I know that this particular book, coupled with these particular boys’ experiences, hit a nerve. I felt it. I could tell that they felt it, too. This description of John Borne’s life — a life of loss in a world out of his control — is also a struggle to find something to hang on to. This description caused them to connect pretty deeply with their own lives, a connection that allowed them to settle their comet-selves down on a carpet under a bank of fluorescent lights contained by four walls long enough to consider the possibility that some made-up character from the mind of someone they don’t even know might have something profound to say to them. Something shifted inside. Permanently? Assuredly not. Shifts show the temporary nature of things, not their permanence. But inertia is inertia and what is in motion has a greater chance to stay in motion…Who knows…?

I also know that it matters that I’m not a computer, and that the kids aren’t reading for AR points. I know them and what they struggle with. Our conversation naturally deflects toward those centers of gravity.

And, so…what’s this school-thing all about anyway? There are no standards that mention the seismology of the soul. There’s no way I could write that goal on the whiteboard: “A student will…what, exactly?” But without the gravitational pull of something meaningful, how do comet-souls find a force strong enough to claim a part of their mass?
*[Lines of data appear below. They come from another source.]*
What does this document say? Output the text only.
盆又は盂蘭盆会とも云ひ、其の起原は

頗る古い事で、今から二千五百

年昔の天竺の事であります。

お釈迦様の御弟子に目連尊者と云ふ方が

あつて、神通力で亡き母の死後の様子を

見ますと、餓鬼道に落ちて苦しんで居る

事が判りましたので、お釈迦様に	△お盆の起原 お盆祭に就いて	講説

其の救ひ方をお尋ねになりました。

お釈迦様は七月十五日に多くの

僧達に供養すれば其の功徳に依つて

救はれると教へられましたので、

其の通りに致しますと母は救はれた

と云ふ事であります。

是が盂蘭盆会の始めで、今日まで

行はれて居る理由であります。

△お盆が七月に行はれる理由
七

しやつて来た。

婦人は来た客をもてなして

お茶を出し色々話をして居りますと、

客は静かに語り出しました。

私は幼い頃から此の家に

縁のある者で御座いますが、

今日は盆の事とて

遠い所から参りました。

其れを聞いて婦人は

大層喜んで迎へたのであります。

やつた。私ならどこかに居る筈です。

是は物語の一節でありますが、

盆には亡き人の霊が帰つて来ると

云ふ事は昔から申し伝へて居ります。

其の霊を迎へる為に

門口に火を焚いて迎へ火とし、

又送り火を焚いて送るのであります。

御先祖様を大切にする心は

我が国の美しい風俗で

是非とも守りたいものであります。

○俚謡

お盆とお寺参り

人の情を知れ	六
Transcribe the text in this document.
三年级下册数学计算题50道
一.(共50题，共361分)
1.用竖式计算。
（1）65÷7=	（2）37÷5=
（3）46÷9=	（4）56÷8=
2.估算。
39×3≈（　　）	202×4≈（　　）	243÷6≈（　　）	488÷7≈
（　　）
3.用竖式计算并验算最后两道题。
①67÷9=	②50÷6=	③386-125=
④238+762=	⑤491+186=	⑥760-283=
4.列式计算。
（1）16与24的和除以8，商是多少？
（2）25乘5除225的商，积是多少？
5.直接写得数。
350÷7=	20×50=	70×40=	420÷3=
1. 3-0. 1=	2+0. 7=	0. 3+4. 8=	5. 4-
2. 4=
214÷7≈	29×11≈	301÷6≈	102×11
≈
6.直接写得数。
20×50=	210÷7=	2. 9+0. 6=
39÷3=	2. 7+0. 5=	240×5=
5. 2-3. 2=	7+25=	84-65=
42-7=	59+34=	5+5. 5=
And without that pull — without the Japanese haiku poets that John Borne’s grandfather reveres, without the Gary Paulsens (or the librarian who gave him some books when he was a fourteen year-old) — how does one find beauty enough, gravity enough to capture a heart?

Finally, I write about this experience not because it is so uncommon, but because every teacher has had these experiences where lives are touched, including our own. We talk about this amongst ourselves. And yet the official version of school isn’t really about this kind of thing. Is it?
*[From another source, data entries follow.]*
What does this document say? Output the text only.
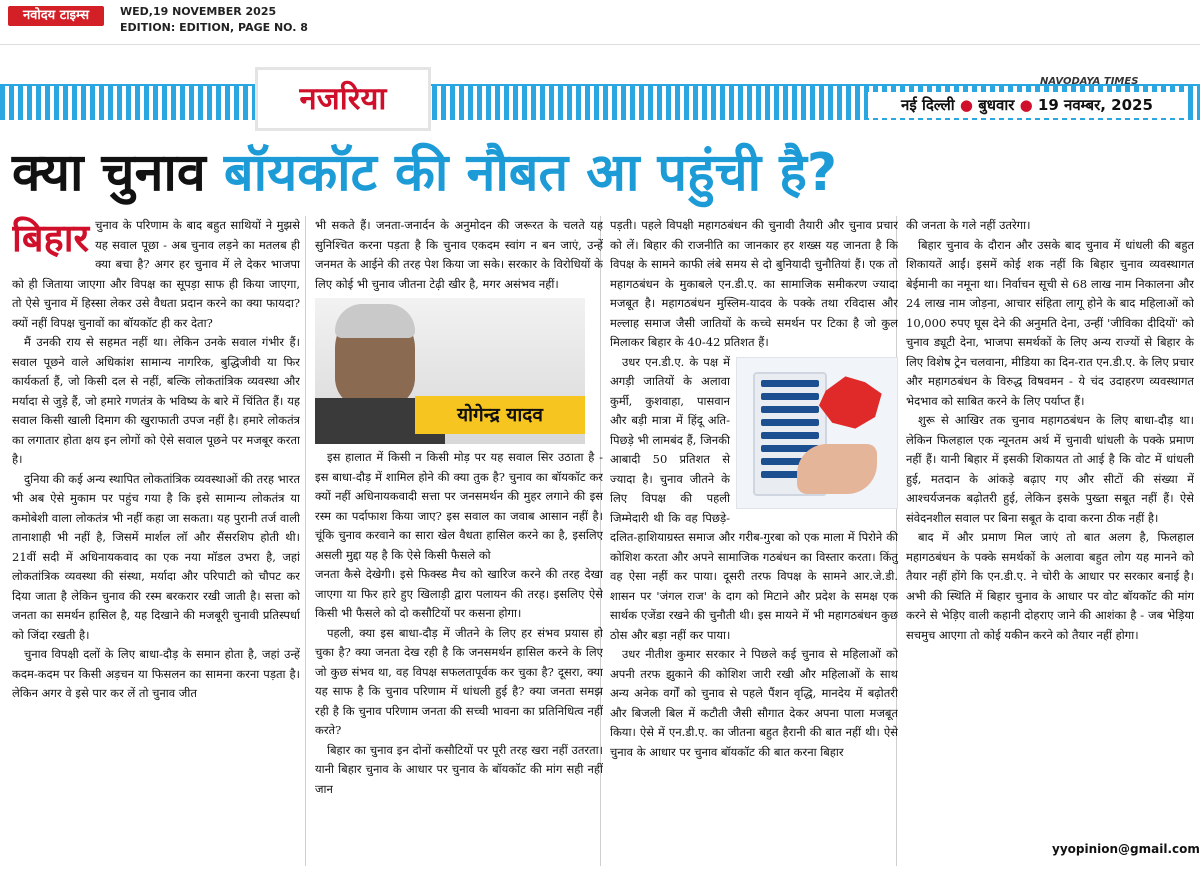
नवोदय टाइम्स	WED,19 NOVEMBER 2025
EDITION: EDITION, PAGE NO. 8
नजरिया	NAVODAYA TIMES
नई दिल्ली ● बुधवार ● 19 नवम्बर, 2025
क्या चुनाव बॉयकॉट की नौबत आ पहुंची है?
बिहार चुनाव के परिणाम के बाद बहुत साथियों ने मुझसे यह सवाल पूछा - अब चुनाव लड़ने का मतलब ही क्या बचा है? अगर हर चुनाव में ले देकर भाजपा को ही जिताया जाएगा और विपक्ष का सूपड़ा साफ ही किया जाएगा, तो ऐसे चुनाव में हिस्सा लेकर उसे वैधता प्रदान करने का क्या फायदा? क्यों नहीं विपक्ष चुनावों का बॉयकॉट ही कर देता?

मैं उनकी राय से सहमत नहीं था। लेकिन उनके सवाल गंभीर हैं। सवाल पूछने वाले अधिकांश सामान्य नागरिक, बुद्धिजीवी या फिर कार्यकर्ता हैं, जो किसी दल से नहीं, बल्कि लोकतांत्रिक व्यवस्था और मर्यादा से जुड़े हैं, जो हमारे गणतंत्र के भविष्य के बारे में चिंतित हैं। यह सवाल किसी खाली दिमाग की खुराफाती उपज नहीं है। हमारे लोकतंत्र का लगातार होता क्षय इन लोगों को ऐसे सवाल पूछने पर मजबूर करता है।

दुनिया की कई अन्य स्थापित लोकतांत्रिक व्यवस्थाओं की तरह भारत भी अब ऐसे मुकाम पर पहुंच गया है कि इसे सामान्य लोकतंत्र या कमोबेशी वाला लोकतंत्र भी नहीं कहा जा सकता। यह पुरानी तर्ज वाली तानाशाही भी नहीं है, जिसमें मार्शल लॉ और सैंसरशिप होती थी। 21वीं सदी में अधिनायकवाद का एक नया मॉडल उभरा है, जहां लोकतांत्रिक व्यवस्था की संस्था, मर्यादा और परिपाटी को चौपट कर दिया जाता है लेकिन चुनाव की रस्म बरकरार रखी जाती है। सत्ता को जनता का समर्थन हासिल है, यह दिखाने की मजबूरी चुनावी प्रतिस्पर्धा को जिंदा रखती है।

चुनाव विपक्षी दलों के लिए बाधा-दौड़ के समान होता है, जहां उन्हें कदम-कदम पर किसी अड़चन या फिसलन का सामना करना पड़ता है। लेकिन अगर वे इसे पार कर लें तो चुनाव जीत

भी सकते हैं। जनता-जनार्दन के अनुमोदन की जरूरत के चलते यह सुनिश्चित करना पड़ता है कि चुनाव एकदम स्वांग न बन जाएं, उन्हें जनमत के आईने की तरह पेश किया जा सके। सरकार के विरोधियों के लिए कोई भी चुनाव जीतना टेढ़ी खीर है, मगर असंभव नहीं।

योगेन्द्र यादव

इस हालात में किसी न किसी मोड़ पर यह सवाल सिर उठाता है - इस बाधा-दौड़ में शामिल होने की क्या तुक है? चुनाव का बॉयकॉट कर क्यों नहीं अधिनायकवादी सत्ता पर जनसमर्थन की मुहर लगाने की इस रस्म का पर्दाफाश किया जाए? इस सवाल का जवाब आसान नहीं है। चूंकि चुनाव करवाने का सारा खेल वैधता हासिल करने का है, इसलिए असली मुद्दा यह है कि ऐसे किसी फैसले को

जनता कैसे देखेगी। इसे फिक्स्ड मैच को खारिज करने की तरह देखा जाएगा या फिर हारे हुए खिलाड़ी द्वारा पलायन की तरह। इसलिए ऐसे किसी भी फैसले को दो कसौटियों पर कसना होगा।

पहली, क्या इस बाधा-दौड़ में जीतने के लिए हर संभव प्रयास हो चुका है? क्या जनता देख रही है कि जनसमर्थन हासिल करने के लिए जो कुछ संभव था, वह विपक्ष सफलतापूर्वक कर चुका है? दूसरा, क्या यह साफ है कि चुनाव परिणाम में धांधली हुई है? क्या जनता समझ रही है कि चुनाव परिणाम जनता की सच्ची भावना का प्रतिनिधित्व नहीं करते?

बिहार का चुनाव इन दोनों कसौटियों पर पूरी तरह खरा नहीं उतरता। यानी बिहार चुनाव के आधार पर चुनाव के बॉयकॉट की मांग सही नहीं जान

पड़ती। पहले विपक्षी महागठबंधन की चुनावी तैयारी और चुनाव प्रचार को लें। बिहार की राजनीति का जानकार हर शख्स यह जानता है कि विपक्ष के सामने काफी लंबे समय से दो बुनियादी चुनौतियां हैं। एक तो महागठबंधन के मुकाबले एन.डी.ए. का सामाजिक समीकरण ज्यादा मजबूत है। महागठबंधन मुस्लिम-यादव के पक्के तथा रविदास और मल्लाह समाज जैसी जातियों के कच्चे समर्थन पर टिका है जो कुल मिलाकर बिहार के 40-42 प्रतिशत हैं।

उधर एन.डी.ए. के पक्ष में अगड़ी जातियों के अलावा कुर्मी, कुशवाहा, पासवान और बड़ी मात्रा में हिंदू अति-पिछड़े भी लामबंद हैं, जिनकी आबादी 50 प्रतिशत से ज्यादा है। चुनाव जीतने के लिए विपक्ष की पहली जिम्मेदारी थी कि वह पिछड़े-दलित-हाशियाग्रस्त समाज और गरीब-गुरबा को एक माला में पिरोने की कोशिश करता और अपने सामाजिक गठबंधन का विस्तार करता। किंतु वह ऐसा नहीं कर पाया। दूसरी तरफ विपक्ष के सामने आर.जे.डी. शासन पर 'जंगल राज' के दाग को मिटाने और प्रदेश के समक्ष एक सार्थक एजेंडा रखने की चुनौती थी। इस मायने में भी महागठबंधन कुछ ठोस और बड़ा नहीं कर पाया।

उधर नीतीश कुमार सरकार ने पिछले कई चुनाव से महिलाओं को अपनी तरफ झुकाने की कोशिश जारी रखी और महिलाओं के साथ अन्य अनेक वर्गों को चुनाव से पहले पैंशन वृद्धि, मानदेय में बढ़ोतरी और बिजली बिल में कटौती जैसी सौगात देकर अपना पाला मजबूत किया। ऐसे में एन.डी.ए. का जीतना बहुत हैरानी की बात नहीं थी। ऐसे चुनाव के आधार पर चुनाव बॉयकॉट की बात करना बिहार

की जनता के गले नहीं उतरेगा।

बिहार चुनाव के दौरान और उसके बाद चुनाव में धांधली की बहुत शिकायतें आईं। इसमें कोई शक नहीं कि बिहार चुनाव व्यवस्थागत बेईमानी का नमूना था। निर्वाचन सूची से 68 लाख नाम निकालना और 24 लाख नाम जोड़ना, आचार संहिता लागू होने के बाद महिलाओं को 10,000 रुपए घूस देने की अनुमति देना, उन्हीं 'जीविका दीदियों' को चुनाव ड्यूटी देना, भाजपा समर्थकों के लिए अन्य राज्यों से बिहार के लिए विशेष ट्रेन चलवाना, मीडिया का दिन-रात एन.डी.ए. के लिए प्रचार और महागठबंधन के विरुद्ध विषवमन - ये चंद उदाहरण व्यवस्थागत भेदभाव को साबित करने के लिए पर्याप्त हैं।

शुरू से आखिर तक चुनाव महागठबंधन के लिए बाधा-दौड़ था। लेकिन फिलहाल एक न्यूनतम अर्थ में चुनावी धांधली के पक्के प्रमाण नहीं हैं। यानी बिहार में इसकी शिकायत तो आई है कि वोट में धांधली हुई, मतदान के आंकड़े बढ़ाए गए और सीटों की संख्या में आश्चर्यजनक बढ़ोतरी हुई, लेकिन इसके पुख्ता सबूत नहीं हैं। ऐसे संवेदनशील सवाल पर बिना सबूत के दावा करना ठीक नहीं है।

बाद में और प्रमाण मिल जाएं तो बात अलग है, फिलहाल महागठबंधन के पक्के समर्थकों के अलावा बहुत लोग यह मानने को तैयार नहीं होंगे कि एन.डी.ए. ने चोरी के आधार पर सरकार बनाई है। अभी की स्थिति में बिहार चुनाव के आधार पर वोट बॉयकॉट की मांग करने से भेड़िए वाली कहानी दोहराए जाने की आशंका है - जब भेड़िया सचमुच आएगा तो कोई यकीन करने को तैयार नहीं होगा।

yyopinion@gmail.com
4 thoughts on “On Gravity and the Regular Orbit of Comets

  1. Steve,
    So wonderful to sit beside you and your boys as they rocket through their lives. Big things are brewing in their hearts. Big for anyone. The relationships you’ve built with these boys allows you to access their thinking in ways they can’t find on their own. Reading alongside them with Gary Paulson is an adventure for all of you. I like how you set the goal as a simple task and ask questions that are easy to hold on to but take some thinking to really answer.
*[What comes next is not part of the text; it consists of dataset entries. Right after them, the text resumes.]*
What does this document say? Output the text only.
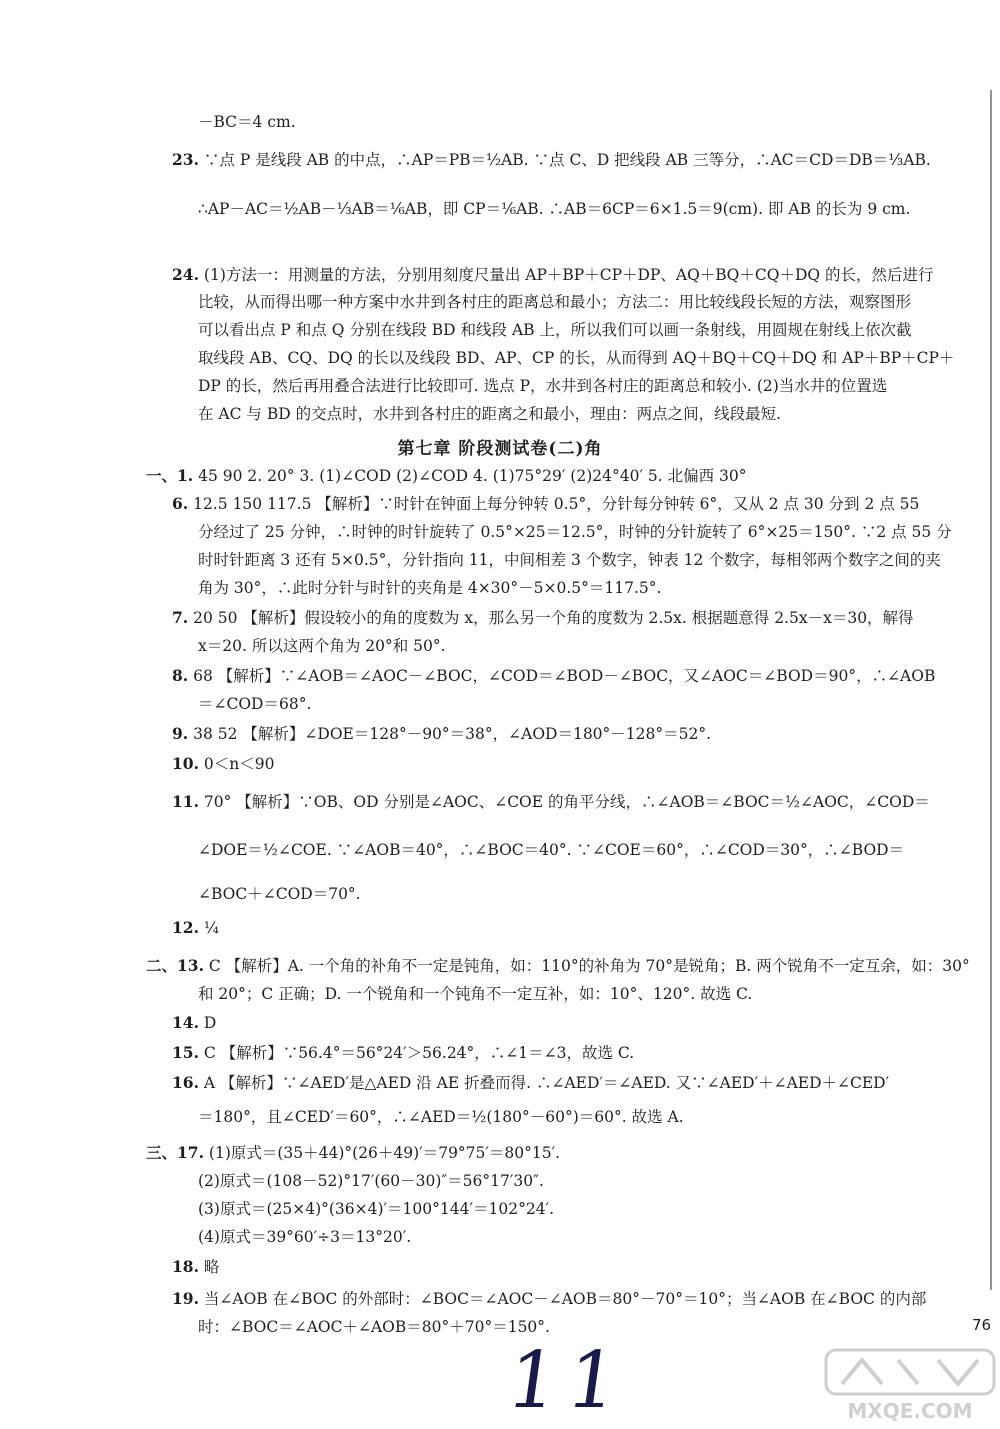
－BC＝4 cm.
23. ∵点 P 是线段 AB 的中点，∴AP＝PB＝½AB. ∵点 C、D 把线段 AB 三等分，∴AC＝CD＝DB＝⅓AB.
∴AP－AC＝½AB－⅓AB＝⅙AB，即 CP＝⅙AB. ∴AB＝6CP＝6×1.5＝9(cm). 即 AB 的长为 9 cm.
24. (1)方法一：用测量的方法，分别用刻度尺量出 AP＋BP＋CP＋DP、AQ＋BQ＋CQ＋DQ 的长，然后进行
比较，从而得出哪一种方案中水井到各村庄的距离总和最小；方法二：用比较线段长短的方法，观察图形
可以看出点 P 和点 Q 分别在线段 BD 和线段 AB 上，所以我们可以画一条射线，用圆规在射线上依次截
取线段 AB、CQ、DQ 的长以及线段 BD、AP、CP 的长，从而得到 AQ＋BQ＋CQ＋DQ 和 AP＋BP＋CP＋
DP 的长，然后再用叠合法进行比较即可. 选点 P，水井到各村庄的距离总和较小. (2)当水井的位置选
在 AC 与 BD 的交点时，水井到各村庄的距离之和最小，理由：两点之间，线段最短.
第七章 阶段测试卷(二)角
一、1. 45 90 2. 20° 3. (1)∠COD (2)∠COD 4. (1)75°29′ (2)24°40′ 5. 北偏西 30°
6. 12.5 150 117.5 【解析】∵时针在钟面上每分钟转 0.5°，分针每分钟转 6°，又从 2 点 30 分到 2 点 55
分经过了 25 分钟，∴时钟的时针旋转了 0.5°×25＝12.5°，时钟的分针旋转了 6°×25＝150°. ∵2 点 55 分
时时针距离 3 还有 5×0.5°，分针指向 11，中间相差 3 个数字，钟表 12 个数字，每相邻两个数字之间的夹
角为 30°，∴此时分针与时针的夹角是 4×30°－5×0.5°＝117.5°.
7. 20 50 【解析】假设较小的角的度数为 x，那么另一个角的度数为 2.5x. 根据题意得 2.5x－x＝30，解得
x＝20. 所以这两个角为 20°和 50°.
8. 68 【解析】∵∠AOB＝∠AOC－∠BOC，∠COD＝∠BOD－∠BOC，又∠AOC＝∠BOD＝90°，∴∠AOB
＝∠COD＝68°.
9. 38 52 【解析】∠DOE＝128°－90°＝38°，∠AOD＝180°－128°＝52°.
10. 0＜n＜90
11. 70° 【解析】∵OB、OD 分别是∠AOC、∠COE 的角平分线，∴∠AOB＝∠BOC＝½∠AOC，∠COD＝
∠DOE＝½∠COE. ∵∠AOB＝40°，∴∠BOC＝40°. ∵∠COE＝60°，∴∠COD＝30°，∴∠BOD＝
∠BOC＋∠COD＝70°.
12. ¼
二、13. C 【解析】A. 一个角的补角不一定是钝角，如：110°的补角为 70°是锐角；B. 两个锐角不一定互余，如：30°
和 20°；C 正确；D. 一个锐角和一个钝角不一定互补，如：10°、120°. 故选 C.
14. D
15. C 【解析】∵56.4°＝56°24′＞56.24°，∴∠1＝∠3，故选 C.
16. A 【解析】∵∠AED′是△AED 沿 AE 折叠而得. ∴∠AED′＝∠AED. 又∵∠AED′＋∠AED＋∠CED′
＝180°，且∠CED′＝60°，∴∠AED＝½(180°－60°)＝60°. 故选 A.
三、17. (1)原式＝(35＋44)°(26＋49)′＝79°75′＝80°15′.
(2)原式＝(108－52)°17′(60－30)″＝56°17′30″.
(3)原式＝(25×4)°(36×4)′＝100°144′＝102°24′.
(4)原式＝39°60′÷3＝13°20′.
18. 略
19. 当∠AOB 在∠BOC 的外部时：∠BOC＝∠AOC－∠AOB＝80°－70°＝10°；当∠AOB 在∠BOC 的内部
时：∠BOC＝∠AOC＋∠AOB＝80°＋70°＝150°.	76
11	MXQE.COM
    One thing the standards fail to address is that human connection. And without that, what is the point anyway?

    As I read this I thought of my students who are just like these boys. I was thinking I’d love them to chime in along with these guys. Maybe, some day this could happen?

    Julieanne

    • Hi, Julieanne!
      I’d love to figure out a way for our kids to talk to each other. Let’s think about that for next year…?? I’m not sure what my “assignment” will be yet, and it may not include teaching reading, but there’s probably a way for us to have some kind of conversation, even if it’s just about a shared reading text?

      I missed the wrrdchat last night. Actually I got in on it towards the end (I had a phone call come in just as it started.), and I tried to participate but messed up royally, so nothing came through. Not that the conversation suffered from my absence. 🙂 I have a lot to learn about how to do a chat without getting overwhelmed. Whew! I admire your quick thinking brain and fingers!! 🙂

  2. “And, so…what’s this school-thing all about anyway? There are no standards that mention the seismology of the soul.”

    Indeed.

    You bring me near to tears with your honest, yet respectful description of these boys. We all have/have had learners like this in our classrooms…visitors, really, until we can make some kind of human connection, and then the education can begin.

    • Yes, Mary Lee, they are visitors. And what you say about the human connection is so very important. I’ve taken to thinking of them as comets because, like a comet, they have numerous, complex pulls that shape their orbits. I try to add some gravity at just the right moment, but fail sometimes (most times?)